Authors: Brown, L. A., Clapp, J. D., Kemp, J. J., Yarvis, J. S., Dondanville, K. A., Litz, B. T., Mintz, J., Roache, J. D., Young-McCaughan, S., Peterson, A. L., & Foa, E. B.; for the STRONG STAR Consortium (2018).

Publication: Psychological Medicine Advance online publication. https://doi.org/10.1017/S0033291718002714



Few studies have investigated the patterns of posttraumatic stress disorder (PTSD) symptom change in prolonged exposure (PE) therapy. In this study, we aimed to understand the patterns of PTSD symptom change in both PE and present-centered therapy (PCT).


Participants were active duty military personnel (N = 326, 89.3% male, 61.2% white, 32.5 years old) randomized to spaced-PE (S-PE; 10 sessions over 8 weeks), PCT (10 sessions over 8 weeks), or massed-PE (M-PE; 10 sessions over 2 weeks).
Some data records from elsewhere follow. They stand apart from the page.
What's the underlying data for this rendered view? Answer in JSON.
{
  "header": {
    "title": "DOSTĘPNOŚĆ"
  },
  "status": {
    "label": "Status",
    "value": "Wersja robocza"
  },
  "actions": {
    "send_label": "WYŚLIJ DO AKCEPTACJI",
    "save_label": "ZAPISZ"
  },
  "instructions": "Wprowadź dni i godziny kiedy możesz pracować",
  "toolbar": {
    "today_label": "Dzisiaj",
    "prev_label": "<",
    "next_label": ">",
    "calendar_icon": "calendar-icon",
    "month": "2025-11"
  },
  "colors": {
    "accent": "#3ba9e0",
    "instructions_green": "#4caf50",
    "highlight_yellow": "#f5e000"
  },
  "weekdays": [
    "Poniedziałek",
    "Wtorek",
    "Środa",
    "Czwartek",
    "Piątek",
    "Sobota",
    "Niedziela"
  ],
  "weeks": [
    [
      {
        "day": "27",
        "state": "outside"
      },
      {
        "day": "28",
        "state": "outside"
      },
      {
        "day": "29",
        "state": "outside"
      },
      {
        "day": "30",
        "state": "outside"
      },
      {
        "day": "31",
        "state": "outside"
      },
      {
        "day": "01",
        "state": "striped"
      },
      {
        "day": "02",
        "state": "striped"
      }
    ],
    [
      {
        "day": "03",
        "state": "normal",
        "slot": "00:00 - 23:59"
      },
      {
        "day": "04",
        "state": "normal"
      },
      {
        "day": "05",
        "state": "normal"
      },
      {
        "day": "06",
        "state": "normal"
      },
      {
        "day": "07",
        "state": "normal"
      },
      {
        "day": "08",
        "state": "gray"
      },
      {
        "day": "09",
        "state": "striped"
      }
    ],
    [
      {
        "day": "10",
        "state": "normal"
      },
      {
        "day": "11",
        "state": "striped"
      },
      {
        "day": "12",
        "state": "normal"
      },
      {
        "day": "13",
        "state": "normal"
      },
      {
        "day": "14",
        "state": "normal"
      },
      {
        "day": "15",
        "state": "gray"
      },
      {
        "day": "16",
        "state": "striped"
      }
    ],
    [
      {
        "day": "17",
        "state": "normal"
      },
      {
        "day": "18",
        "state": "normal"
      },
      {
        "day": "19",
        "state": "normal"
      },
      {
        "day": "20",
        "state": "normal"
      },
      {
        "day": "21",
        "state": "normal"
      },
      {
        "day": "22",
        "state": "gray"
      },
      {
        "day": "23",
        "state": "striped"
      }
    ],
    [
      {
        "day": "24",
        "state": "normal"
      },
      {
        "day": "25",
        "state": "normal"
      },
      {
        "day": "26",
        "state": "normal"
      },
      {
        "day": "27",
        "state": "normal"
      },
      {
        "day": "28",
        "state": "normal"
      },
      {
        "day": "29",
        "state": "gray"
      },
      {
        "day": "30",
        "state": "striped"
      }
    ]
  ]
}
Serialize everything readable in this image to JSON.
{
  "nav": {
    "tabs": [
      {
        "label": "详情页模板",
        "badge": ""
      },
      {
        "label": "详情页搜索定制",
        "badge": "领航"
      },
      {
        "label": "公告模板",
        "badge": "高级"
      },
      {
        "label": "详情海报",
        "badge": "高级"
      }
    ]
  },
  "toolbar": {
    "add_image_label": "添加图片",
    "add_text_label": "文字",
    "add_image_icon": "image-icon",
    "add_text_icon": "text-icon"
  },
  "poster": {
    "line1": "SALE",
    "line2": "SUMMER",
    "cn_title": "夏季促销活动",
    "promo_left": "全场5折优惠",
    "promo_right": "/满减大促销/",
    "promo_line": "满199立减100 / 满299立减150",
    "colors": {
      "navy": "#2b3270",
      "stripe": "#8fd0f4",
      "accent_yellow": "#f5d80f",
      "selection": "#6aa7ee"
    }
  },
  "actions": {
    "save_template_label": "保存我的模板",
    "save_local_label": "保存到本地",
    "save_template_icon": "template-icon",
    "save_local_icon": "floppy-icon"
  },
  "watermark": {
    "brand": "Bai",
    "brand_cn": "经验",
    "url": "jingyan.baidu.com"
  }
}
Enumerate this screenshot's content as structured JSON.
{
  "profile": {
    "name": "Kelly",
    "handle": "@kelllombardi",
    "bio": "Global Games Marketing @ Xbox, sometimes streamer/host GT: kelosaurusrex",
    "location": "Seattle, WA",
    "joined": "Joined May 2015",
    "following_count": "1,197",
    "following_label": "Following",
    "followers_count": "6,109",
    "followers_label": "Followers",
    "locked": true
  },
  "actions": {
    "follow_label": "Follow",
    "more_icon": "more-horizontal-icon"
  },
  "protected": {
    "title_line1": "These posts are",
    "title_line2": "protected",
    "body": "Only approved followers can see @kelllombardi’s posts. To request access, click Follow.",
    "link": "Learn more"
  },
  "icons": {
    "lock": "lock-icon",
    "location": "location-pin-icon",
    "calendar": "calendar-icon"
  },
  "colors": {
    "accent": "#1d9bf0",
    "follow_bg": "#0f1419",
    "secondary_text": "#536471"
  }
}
Using latent profile analysis, we determined the optimal number of PTSD symptom change classes over time and analyzed whether baseline and follow-up variables were associated with class membership.


Five classes, namely rapid responder (7–17%), steep linear responder (14–22%), gradual responder (30–34%), non-responder (27–33%), and symptom exacerbation (7–13%) classes, characterized each treatment. No baseline clinical characteristics predicted class membership for S-PE and M-PE; in PCT, more negative baseline trauma cognitions predicted membership in the non-responder v. gradual responder class. Class membership was robustly associated with PTSD, trauma cognitions, and depression up to 6 months after treatment for both S-PE and M-PE but not for PCT.


Distinct profiles of treatment response emerged that were similar across interventions. By and large, no baseline variables predicted responder class. Responder status was a strong predictor of future symptom severity for PE, whereas response to PCT was not as strongly associated with future symptoms.